プロ家庭教師集団「名門指導会」代表の西村則康氏が、その著書『難関校合格のすごい勉強習慣』で解説、というネット記事を読んでいて、「おや?」と思ったことがありました。

念のためですが、当Noteでは、親として関与した中学受験をテーマに情報を発信しているものであり、全て個人的な感想です。

西村氏の話しの要点を紹介しておきます。

・難関校の算数で高得点をとるために欠かせないのが、図や表をパパッと手早く書ける力。
・「自分の手で書いて正解できた!」という経験を日々の学習の中で積み重ねていくことが大切。
・基本的な処理能力(漢字や計算など)を身につけるトレーニングに相当する、「スピーディー学習」と、「いつもどおり」の安定した行動をとらせるためのトレーニングにあたる「スロー学習」(実際に手を動かしながら思考する学習)の両方大事。
・「問題文が長いものは難しく、短めのものはそれほどでもない」と勘違いをしている親は多い。
・むしろ「スピーディー」に解けそうな問題こそ試行錯誤すべきで、手を動かせば「確実に解ける方法」が本番で降りてくる。
・「書く・スロー学習」では、問題文をヒントに自分の手を動かして試行錯誤すること。

変なことは書いていません。

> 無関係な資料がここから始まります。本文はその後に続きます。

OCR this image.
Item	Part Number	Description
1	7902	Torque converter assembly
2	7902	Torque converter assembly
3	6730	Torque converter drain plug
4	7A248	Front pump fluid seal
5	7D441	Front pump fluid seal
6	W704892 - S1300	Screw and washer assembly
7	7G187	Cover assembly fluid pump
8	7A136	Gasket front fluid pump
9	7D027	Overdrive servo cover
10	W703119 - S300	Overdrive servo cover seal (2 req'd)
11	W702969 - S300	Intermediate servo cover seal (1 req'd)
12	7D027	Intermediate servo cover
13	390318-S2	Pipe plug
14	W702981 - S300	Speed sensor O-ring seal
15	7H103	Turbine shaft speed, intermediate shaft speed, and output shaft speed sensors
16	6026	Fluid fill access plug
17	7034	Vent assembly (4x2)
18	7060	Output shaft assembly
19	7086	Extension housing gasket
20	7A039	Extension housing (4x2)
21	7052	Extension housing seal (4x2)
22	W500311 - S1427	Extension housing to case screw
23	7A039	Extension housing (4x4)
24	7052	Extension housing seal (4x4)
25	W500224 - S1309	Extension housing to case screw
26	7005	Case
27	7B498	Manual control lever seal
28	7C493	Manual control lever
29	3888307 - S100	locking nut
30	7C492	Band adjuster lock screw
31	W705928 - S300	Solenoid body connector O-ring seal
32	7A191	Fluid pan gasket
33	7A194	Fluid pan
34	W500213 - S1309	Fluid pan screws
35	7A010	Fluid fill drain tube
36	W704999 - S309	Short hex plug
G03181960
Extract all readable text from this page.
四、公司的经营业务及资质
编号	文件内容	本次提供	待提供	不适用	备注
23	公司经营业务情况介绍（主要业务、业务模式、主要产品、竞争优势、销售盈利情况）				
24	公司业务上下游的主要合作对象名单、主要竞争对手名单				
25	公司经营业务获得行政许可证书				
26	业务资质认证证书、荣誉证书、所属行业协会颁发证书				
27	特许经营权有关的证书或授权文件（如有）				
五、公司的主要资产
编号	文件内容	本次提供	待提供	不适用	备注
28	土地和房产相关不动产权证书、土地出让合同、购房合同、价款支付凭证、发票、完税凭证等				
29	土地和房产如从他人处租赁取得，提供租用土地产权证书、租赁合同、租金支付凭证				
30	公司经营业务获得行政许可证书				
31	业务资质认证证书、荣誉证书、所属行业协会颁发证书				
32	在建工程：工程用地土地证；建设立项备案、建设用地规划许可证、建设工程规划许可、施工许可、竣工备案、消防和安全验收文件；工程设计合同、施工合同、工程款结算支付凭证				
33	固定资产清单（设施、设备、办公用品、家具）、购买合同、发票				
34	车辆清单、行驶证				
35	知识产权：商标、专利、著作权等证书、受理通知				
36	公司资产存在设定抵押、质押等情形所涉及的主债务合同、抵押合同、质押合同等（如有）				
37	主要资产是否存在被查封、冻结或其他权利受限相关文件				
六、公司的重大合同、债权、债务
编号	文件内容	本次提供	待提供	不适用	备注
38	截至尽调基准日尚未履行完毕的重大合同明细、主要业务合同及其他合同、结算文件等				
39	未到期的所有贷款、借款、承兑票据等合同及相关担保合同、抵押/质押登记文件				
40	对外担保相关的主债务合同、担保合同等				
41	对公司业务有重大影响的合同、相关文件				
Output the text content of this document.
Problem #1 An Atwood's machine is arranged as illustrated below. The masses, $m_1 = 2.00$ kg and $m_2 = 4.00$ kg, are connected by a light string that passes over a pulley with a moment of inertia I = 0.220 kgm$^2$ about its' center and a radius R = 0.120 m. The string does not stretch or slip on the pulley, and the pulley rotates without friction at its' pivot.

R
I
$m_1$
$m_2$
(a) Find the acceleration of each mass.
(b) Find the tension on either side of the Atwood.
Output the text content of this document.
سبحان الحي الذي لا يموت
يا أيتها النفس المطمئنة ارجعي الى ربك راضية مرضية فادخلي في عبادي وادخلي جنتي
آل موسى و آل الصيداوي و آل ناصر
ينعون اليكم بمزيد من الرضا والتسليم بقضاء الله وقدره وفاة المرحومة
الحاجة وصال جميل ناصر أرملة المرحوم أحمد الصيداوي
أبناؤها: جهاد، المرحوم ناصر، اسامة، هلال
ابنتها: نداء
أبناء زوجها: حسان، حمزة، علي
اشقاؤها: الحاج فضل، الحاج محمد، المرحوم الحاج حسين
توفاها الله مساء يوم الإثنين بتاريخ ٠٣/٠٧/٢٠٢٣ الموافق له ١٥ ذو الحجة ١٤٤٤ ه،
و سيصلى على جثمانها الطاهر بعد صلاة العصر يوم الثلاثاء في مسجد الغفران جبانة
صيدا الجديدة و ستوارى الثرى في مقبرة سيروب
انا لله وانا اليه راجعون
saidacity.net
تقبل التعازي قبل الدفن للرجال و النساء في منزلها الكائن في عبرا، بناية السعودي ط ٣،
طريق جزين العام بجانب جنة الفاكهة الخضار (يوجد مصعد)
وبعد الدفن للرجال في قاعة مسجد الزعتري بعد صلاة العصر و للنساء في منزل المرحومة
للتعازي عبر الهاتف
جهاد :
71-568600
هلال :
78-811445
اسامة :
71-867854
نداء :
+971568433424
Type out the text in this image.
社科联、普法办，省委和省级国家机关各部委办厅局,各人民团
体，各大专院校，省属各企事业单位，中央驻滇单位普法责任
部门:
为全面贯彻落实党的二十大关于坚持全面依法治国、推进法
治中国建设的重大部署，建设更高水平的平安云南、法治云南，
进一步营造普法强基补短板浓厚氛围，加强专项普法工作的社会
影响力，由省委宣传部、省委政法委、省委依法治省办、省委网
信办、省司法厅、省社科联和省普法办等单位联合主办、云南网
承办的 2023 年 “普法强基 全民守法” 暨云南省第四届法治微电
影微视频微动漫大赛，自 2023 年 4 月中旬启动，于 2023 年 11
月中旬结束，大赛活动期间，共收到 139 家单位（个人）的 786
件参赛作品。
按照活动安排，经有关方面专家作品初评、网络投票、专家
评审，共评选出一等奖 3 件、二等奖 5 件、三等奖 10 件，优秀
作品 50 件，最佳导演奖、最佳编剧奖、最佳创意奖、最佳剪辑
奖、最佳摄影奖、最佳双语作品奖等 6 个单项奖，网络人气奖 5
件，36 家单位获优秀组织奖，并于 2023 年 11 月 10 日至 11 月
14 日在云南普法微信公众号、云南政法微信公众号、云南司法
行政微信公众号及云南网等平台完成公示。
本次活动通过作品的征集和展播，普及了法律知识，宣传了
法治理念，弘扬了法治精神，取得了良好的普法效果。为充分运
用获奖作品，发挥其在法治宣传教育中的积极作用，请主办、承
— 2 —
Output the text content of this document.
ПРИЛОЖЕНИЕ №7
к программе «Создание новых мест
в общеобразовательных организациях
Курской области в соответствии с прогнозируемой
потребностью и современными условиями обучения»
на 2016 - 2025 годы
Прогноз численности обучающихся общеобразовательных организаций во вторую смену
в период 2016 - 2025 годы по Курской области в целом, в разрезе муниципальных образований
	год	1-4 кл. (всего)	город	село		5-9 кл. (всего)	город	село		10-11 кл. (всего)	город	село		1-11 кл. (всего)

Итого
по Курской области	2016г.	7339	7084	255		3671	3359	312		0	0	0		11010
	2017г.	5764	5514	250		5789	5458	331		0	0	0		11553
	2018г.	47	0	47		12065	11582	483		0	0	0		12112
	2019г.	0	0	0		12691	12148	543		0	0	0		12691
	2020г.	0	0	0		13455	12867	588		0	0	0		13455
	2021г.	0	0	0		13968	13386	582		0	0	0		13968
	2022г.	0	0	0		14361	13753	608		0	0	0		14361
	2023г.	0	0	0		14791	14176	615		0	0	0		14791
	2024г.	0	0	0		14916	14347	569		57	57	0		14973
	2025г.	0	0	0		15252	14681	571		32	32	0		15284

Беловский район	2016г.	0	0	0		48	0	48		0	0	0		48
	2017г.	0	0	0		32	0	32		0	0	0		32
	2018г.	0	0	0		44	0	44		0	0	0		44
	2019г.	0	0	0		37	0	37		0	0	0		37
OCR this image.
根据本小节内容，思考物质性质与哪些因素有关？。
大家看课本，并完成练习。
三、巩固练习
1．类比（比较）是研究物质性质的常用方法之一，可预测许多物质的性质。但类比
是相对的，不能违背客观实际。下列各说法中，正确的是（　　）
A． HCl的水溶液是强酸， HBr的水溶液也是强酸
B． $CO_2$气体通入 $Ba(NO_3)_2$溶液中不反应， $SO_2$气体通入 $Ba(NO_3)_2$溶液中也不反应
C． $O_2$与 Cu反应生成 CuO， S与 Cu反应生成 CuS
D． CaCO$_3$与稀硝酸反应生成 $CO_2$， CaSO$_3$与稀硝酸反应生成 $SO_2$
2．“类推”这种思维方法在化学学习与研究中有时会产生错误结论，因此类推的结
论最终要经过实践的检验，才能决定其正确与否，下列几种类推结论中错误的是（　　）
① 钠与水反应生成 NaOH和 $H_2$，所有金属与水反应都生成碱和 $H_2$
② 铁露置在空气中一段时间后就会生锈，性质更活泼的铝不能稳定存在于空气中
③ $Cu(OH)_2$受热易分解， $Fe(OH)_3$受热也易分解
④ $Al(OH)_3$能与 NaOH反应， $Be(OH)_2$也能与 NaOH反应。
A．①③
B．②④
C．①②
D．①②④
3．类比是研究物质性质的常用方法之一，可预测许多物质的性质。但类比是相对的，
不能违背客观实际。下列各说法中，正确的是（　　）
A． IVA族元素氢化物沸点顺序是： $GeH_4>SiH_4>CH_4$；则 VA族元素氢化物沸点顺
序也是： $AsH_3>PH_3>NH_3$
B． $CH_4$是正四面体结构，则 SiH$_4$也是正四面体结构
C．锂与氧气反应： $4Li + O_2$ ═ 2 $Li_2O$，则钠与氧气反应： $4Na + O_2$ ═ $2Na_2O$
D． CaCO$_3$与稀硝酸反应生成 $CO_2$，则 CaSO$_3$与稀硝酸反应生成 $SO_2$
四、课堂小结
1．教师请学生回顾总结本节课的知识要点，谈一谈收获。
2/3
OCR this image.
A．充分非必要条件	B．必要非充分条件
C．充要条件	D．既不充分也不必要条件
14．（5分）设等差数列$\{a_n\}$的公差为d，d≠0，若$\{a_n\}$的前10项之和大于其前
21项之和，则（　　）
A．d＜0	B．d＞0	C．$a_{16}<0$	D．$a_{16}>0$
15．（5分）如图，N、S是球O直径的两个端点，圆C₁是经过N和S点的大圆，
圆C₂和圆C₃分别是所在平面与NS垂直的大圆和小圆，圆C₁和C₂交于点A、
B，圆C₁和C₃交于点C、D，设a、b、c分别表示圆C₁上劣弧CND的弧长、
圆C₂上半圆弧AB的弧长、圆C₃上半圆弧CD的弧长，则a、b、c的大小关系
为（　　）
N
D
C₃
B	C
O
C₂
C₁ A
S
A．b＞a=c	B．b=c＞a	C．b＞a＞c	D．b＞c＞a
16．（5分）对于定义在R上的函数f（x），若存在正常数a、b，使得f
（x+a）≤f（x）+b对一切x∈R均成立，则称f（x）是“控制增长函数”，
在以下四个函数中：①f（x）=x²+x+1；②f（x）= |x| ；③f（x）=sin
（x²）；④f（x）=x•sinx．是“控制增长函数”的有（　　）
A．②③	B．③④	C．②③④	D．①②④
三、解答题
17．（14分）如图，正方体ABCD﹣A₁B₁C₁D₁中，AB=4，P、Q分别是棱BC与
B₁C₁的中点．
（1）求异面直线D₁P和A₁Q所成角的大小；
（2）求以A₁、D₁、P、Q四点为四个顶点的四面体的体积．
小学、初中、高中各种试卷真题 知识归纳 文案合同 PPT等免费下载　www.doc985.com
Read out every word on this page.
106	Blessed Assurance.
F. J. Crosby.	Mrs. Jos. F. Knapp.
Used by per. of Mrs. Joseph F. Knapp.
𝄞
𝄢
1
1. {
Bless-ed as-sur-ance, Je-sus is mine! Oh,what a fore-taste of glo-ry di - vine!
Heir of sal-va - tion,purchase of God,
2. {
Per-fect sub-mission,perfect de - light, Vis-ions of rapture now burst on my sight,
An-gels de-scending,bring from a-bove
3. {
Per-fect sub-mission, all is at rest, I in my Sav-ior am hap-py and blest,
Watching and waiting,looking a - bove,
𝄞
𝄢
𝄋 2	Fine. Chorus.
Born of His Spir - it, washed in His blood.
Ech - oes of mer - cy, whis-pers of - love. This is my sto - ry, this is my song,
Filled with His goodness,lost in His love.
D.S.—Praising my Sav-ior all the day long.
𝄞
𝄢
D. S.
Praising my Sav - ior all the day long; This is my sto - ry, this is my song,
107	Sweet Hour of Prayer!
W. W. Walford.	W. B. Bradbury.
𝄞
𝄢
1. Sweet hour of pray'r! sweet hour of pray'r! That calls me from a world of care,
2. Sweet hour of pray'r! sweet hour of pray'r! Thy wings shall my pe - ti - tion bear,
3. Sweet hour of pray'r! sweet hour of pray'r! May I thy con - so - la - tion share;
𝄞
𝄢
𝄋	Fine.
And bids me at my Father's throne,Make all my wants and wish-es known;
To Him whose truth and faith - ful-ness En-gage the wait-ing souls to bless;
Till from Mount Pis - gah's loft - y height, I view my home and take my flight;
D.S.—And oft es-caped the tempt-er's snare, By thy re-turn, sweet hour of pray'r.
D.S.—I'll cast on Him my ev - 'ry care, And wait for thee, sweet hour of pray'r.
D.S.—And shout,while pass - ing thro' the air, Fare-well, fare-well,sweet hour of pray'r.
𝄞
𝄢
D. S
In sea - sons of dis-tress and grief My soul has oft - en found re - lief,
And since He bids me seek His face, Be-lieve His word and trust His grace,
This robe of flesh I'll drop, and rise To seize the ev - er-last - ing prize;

そうかなと思います。

書く・スロー学習」の例として、算数の入試問題が紹介されていました。

こんな問題でした。

【問】
4つの整数があり、3つが偶数、1つが奇数。
4つの整数のうち、2つずつの和が、64、49、57、54、46、39となる。
①3つの偶数の和はいくつか。
②4つの整数の最大の数と最小の数の差はいくつか。

有名中入試問題

<説明>
大きい順にA、B、C、Dとして、2数の和を大きい順にたてに書いて表の形にする。

4つのそれぞれの数字が偶数か奇数かを手を動かして調べていく。

自分で工夫しながら書き込むことで次の一手に気付く。

「ああでもない、こうでもない」と試行錯誤の「スロー学習」が習慣づいていれば、本番でもいつもどおりの安定した行動をとることができる。

確実に正解にたどり着ける方法が、本番で頭の中に降りてくる。

本当にそうなの?

この問題で表にして書き出していくのは…。

自分だったら、2数の和のうち、偶数の3つ(64、54、46)を足して2で割って最初の問題①の答えを出します。

偶奇性から、(64、54、46)は、3つの偶数から2つを選んだ組み合わせになるのが明らかだからです。

この①の答えと、64、54、46との差をそれぞれとれば、3つの偶数を特定することができます。

あとは残りの奇数がわかるので、大小関係をみて②の答えを出せます。

さすがにこの問題で試行錯誤はないのでは…。

まず手を動かして図や表を書いてみる、というのは図形問題では鉄則だと思いますが、整数問題では頭の中で考えた方が早いケースが多いです。

現在中高一貫校に通う、我が家の算数小僧にも聞いてみることにしました。

小僧さんは、問題①は、64、54、46を全部足して2で割って、82と出していました(それぞれ半分にしてから足していた)。

やはり同じやり方でした…。

問題②は、64から46を引いて、18と出しました。

「何でそうなるの?」

一番大きい数と二番目に大きい数の和が64(問題文にある6つの数の中で最大)、二番目に大きい数と一番小さい数の和が46(6つの数の中で二番目に小さい)だから、両者の差を取れば最大の数と最小の数の差がわかるよ」

気が付かなかった!

全部の数を求める必要はなく、しかも速い!

中学受験算数の勉強法はこれが正解というものがありません。

経験上は、何か一つの方法・やり方で万事通用するものではない、ということは言えると思います。

ちまたには様々な勉強法が溢れていると思いますが、本に書かれているようなものを取り入れる場合には、注意したほうがいいと思います。